Er mußte sich tüchtig rühren, wenn die erste Fuhre geborgen sein sollte, bevor die nächste kam. Die Knechte reichten es sich zu durch die Dachluken; greifend und aufhäufend arbeitete er selbst mit seinen Söhnen mit, bis in den späten Abend hinein, beim Schein der in dem First baumelnden Stallaterne. Ihre jeglichem Maß und jeglichem Verhältnis entwachsenen Schatten schwankten seltsam verzerrt hin und her über den Lehmboden der Tenne, quer über die Schattenstreifen der Balken hin, die wie die Speichen eines Riesenrades da lagen, schwarz auf rot. Die Bäuerin hatte mit dem Abendbrot für die Mäher vollauf zu tun. Auf Brettern und Böcken, die ganze Diele entlang, stand das Mahl für sie angerichtet. Zufrieden über die reiche Ernte, und weil das Heu so schön trocken hereingebracht war, goß sie den Eierkuchenteig, ohne zu kargen, in die Pfanne, worin der Speck zischte. Und die Burschen und Dirnen, die, die Kleider und die Haare voller Heu, mit den letzten Fuhren heimkehrten in der Dämmerung, zwischen den leeren Kaffeekesseln und Buttermilchkrügen und dem stumpf gewordenen Gerät auf den schwankenden Hügel hingestreckt, erfüllten, während sie von einem Wagen zum andern hinüberriefen, den Abend mit ihren schallenden Stimmen und mit ihrem hellen Gelächter, daß es klang, wie Finkenschlag am Mittag.
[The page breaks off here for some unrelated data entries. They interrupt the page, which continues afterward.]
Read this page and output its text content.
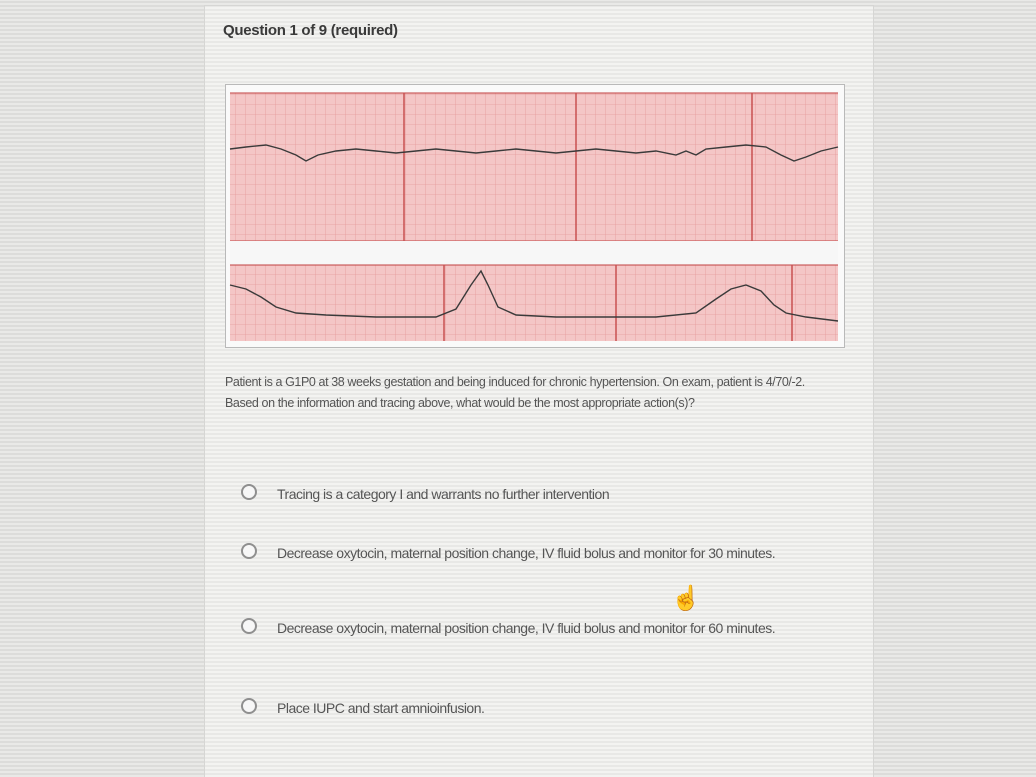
Question 1 of 9 (required)
Patient is a G1P0 at 38 weeks gestation and being induced for chronic hypertension. On exam, patient is 4/70/-2. Based on the information and tracing above, what would be the most appropriate action(s)?
Tracing is a category I and warrants no further intervention
Decrease oxytocin, maternal position change, IV fluid bolus and monitor for 30 minutes.
Decrease oxytocin, maternal position change, IV fluid bolus and monitor for 60 minutes.
Place IUPC and start amnioinfusion.
☝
In Plugges Feld wurde am Ende des langen Streifens zwischen zwei blinkend blauen Gräben das letzte Gras gemäht; hinter den Mähern kamen mit langen Armbewegungen die Harker. Näher zum Deich hin lag das Gras schon haufenweise, erst halb getrocknet, in langen Schwaden. Die Frauen begannen es zu wenden; dort hatte Marretje ihre Arbeit.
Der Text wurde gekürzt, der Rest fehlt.